We started with sharing an empanada and their Korean fried chicken. The former, decent, not exciting. The latter, pretty damned good. Not quite as spicy as we’d normally expect, but it had some kick. A huge portion for something listed as an appetizer - roughly the same amount as you’ll see below at a Korean casual spot as a main course. 5300 and 23500 pesos - I guess the latter price should have been a clue - $3.75 and $16.50.
I think the buzz about them got started because they stuck an “Animal Style Doble” burger on the menu, which is the infamous burger from In and Out burgers in the States. It should be “Doble Doble” to stay in line with the way it’s monikered back there. We didn’t try that one. We opted for double Oklahoma and double Korea burgers. They’re both good, quite good actually. We liked that the buns (made with kabutia squash in the mix) stood up to the burgers and never got mushy. The patties are well seasoned, the condiments also. The fries are pretty good as well, and are served with a quartet of dipping sauces (only if you ask, it turns out, despite the menu saying they come that way).
If I had any criticisms, it would be that the Oklahoma was topped with some griddle onions - that’s not how an Oklahoma is made - the onions should be pressed into the patty and browned until basically crispy - this was just an onion topped burger. And The Korean, while tasty - if you’re going to go to the trouble to advertise it and put kimchi on it, use a kimchi that has some spice to it, this wasn’t much more than pickled cabbage, and the promised gochujang was barely a whisper. 18300 and 18500 for the two burgers, basically $12.75 and $13.
Good enough to make it recommended, but there are so many better spots in town for smash-patty burgers… Tierra del Nadie, 24th Street, The Flour Store, and Fat Broder stand out as the best of them… you know?
Asia Delicioso, Av. Acoyte 1287, Villa Crespo - This placed popped on my radar as rumors reached my ears of a place that offers up multiple styles of ramen, with a sort of build your own toppings approach. I have to admit, this was not at all what I was picturing. It’s a tiny, hole-in-the-wall, with two tables and a small counter with stools, for seating. And while the menu touts your choice of ramen style topped with your choice of three toppings, from a list, it’s also not what I pictured.
There are a trio of hot water dispensers with burners just outside the kitchen. If you order ramen, you go to a rack where there are a dozen or more instant ramen packs - that’s how you pick your style. Then they give you a pot, you put as much water in it as you want, and then cook your own instant ramen. You then hand the pot to the guy in the kitchen who puts it in a bowl and tops it with the three things you asked for. It’s a cute gimmick, and very much in line with casual snack spots in parts of Japan and Korea in particular.
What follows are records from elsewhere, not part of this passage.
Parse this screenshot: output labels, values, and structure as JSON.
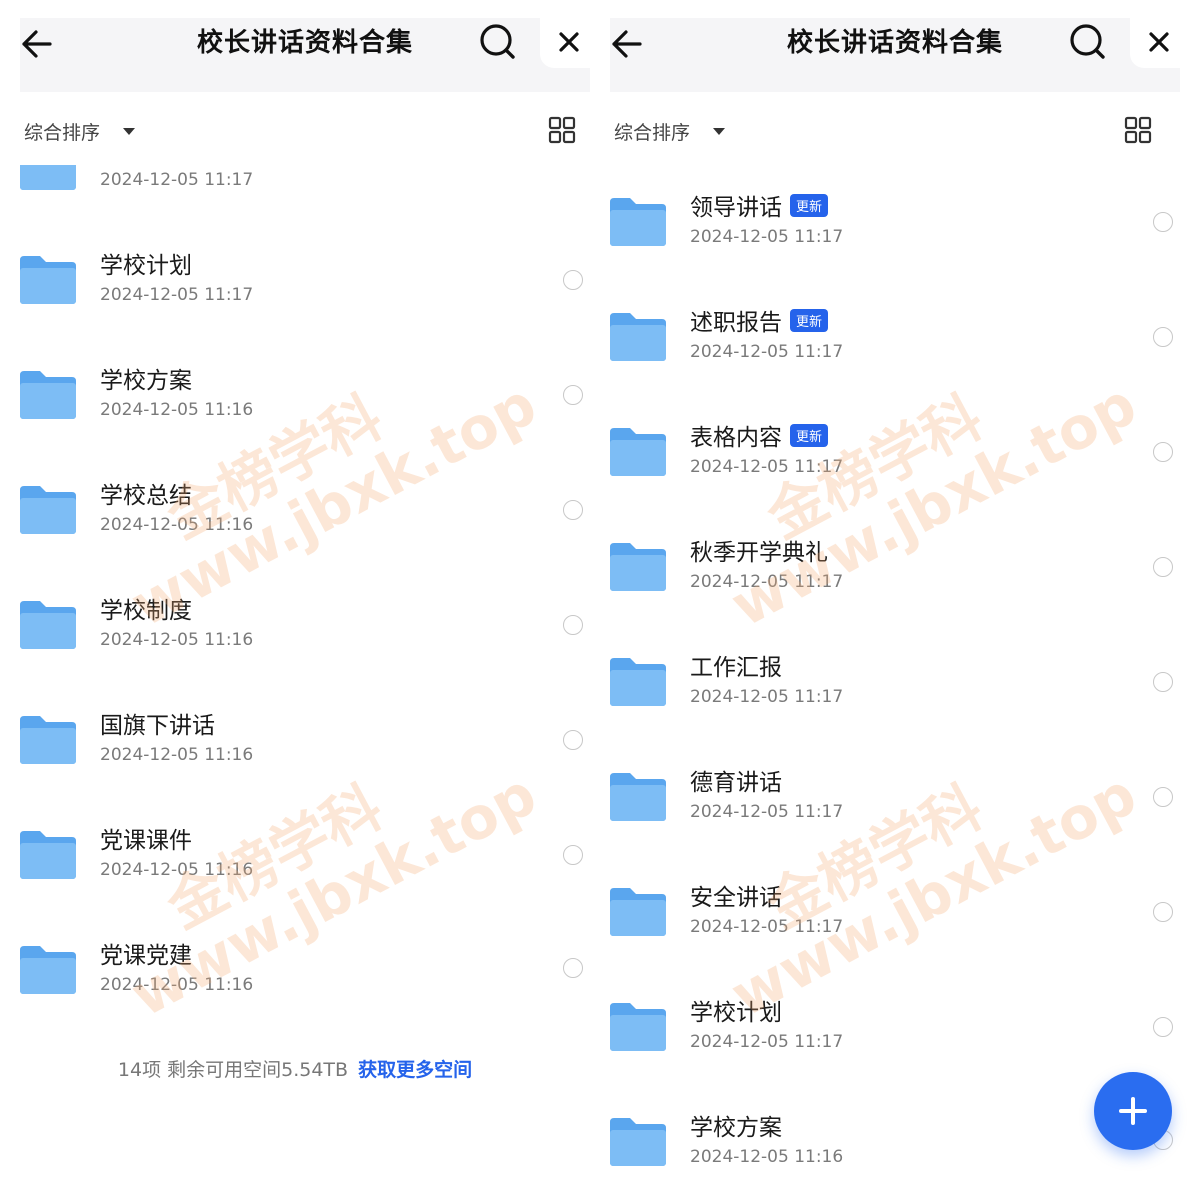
{
  "header": {
    "title": "校长讲话资料合集"
  },
  "sort": {
    "label": "综合排序"
  },
  "left": {
    "items": [
      {
        "name": "",
        "date": "2024-12-05 11:17"
      },
      {
        "name": "学校计划",
        "date": "2024-12-05 11:17"
      },
      {
        "name": "学校方案",
        "date": "2024-12-05 11:16"
      },
      {
        "name": "学校总结",
        "date": "2024-12-05 11:16"
      },
      {
        "name": "学校制度",
        "date": "2024-12-05 11:16"
      },
      {
        "name": "国旗下讲话",
        "date": "2024-12-05 11:16"
      },
      {
        "name": "党课课件",
        "date": "2024-12-05 11:16"
      },
      {
        "name": "党课党建",
        "date": "2024-12-05 11:16"
      }
    ],
    "footer": {
      "summary": "14项 剩余可用空间5.54TB",
      "more_link": "获取更多空间"
    }
  },
  "right": {
    "items": [
      {
        "name": "领导讲话",
        "badge": "更新",
        "date": "2024-12-05 11:17"
      },
      {
        "name": "述职报告",
        "badge": "更新",
        "date": "2024-12-05 11:17"
      },
      {
        "name": "表格内容",
        "badge": "更新",
        "date": "2024-12-05 11:17"
      },
      {
        "name": "秋季开学典礼",
        "date": "2024-12-05 11:17"
      },
      {
        "name": "工作汇报",
        "date": "2024-12-05 11:17"
      },
      {
        "name": "德育讲话",
        "date": "2024-12-05 11:17"
      },
      {
        "name": "安全讲话",
        "date": "2024-12-05 11:17"
      },
      {
        "name": "学校计划",
        "date": "2024-12-05 11:17"
      },
      {
        "name": "学校方案",
        "date": "2024-12-05 11:16"
      }
    ]
  },
  "watermark": {
    "line1": "金榜学科",
    "line2": "www.jbxk.top"
  },
  "colors": {
    "accent": "#2563eb",
    "folder": "#6fb2f2",
    "fab": "#2a6df0"
  },
  "icons": {
    "back": "arrow-left-icon",
    "search": "search-icon",
    "close": "close-icon",
    "view": "grid-view-icon",
    "folder": "folder-icon",
    "add": "plus-icon"
  }
}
Instant ramen was just not what I was looking for. I can do that at home. So I went from the menu of Korean specialties. A plate of decent fried mandu. Decent. 9000 pesos, $6.25.
And again, in the “not what I expected” theme. I’d ordered the fried chicken “Korean style”. Specified as 25 pieces of chicken, which it was, exactly, I was expecting the usual sticky-sweet-spicy coating. Instead, this is lightly coated in, probably, cornstarch or rice flour, fried to give it a whisper thin crackly coating, and then very faintly drizzled with some sort of chili sauce. Enough to know it’s there, not enough to qualify as spicy, and missing all that sticky sweet contrast. Still, it was quite good, and I ate my way through most of it - turns out 25 nuggets is a bit much after the mandu. 18000 pesos, $12.50.
I asked for pickled daikon on the side, which the chef seemed to appreciate. He also sent me out a kimchi pancake on the house - good flavors but a bit too oily.
And, that’s where I’m going to end this. A half dozen spots seems quite sufficient.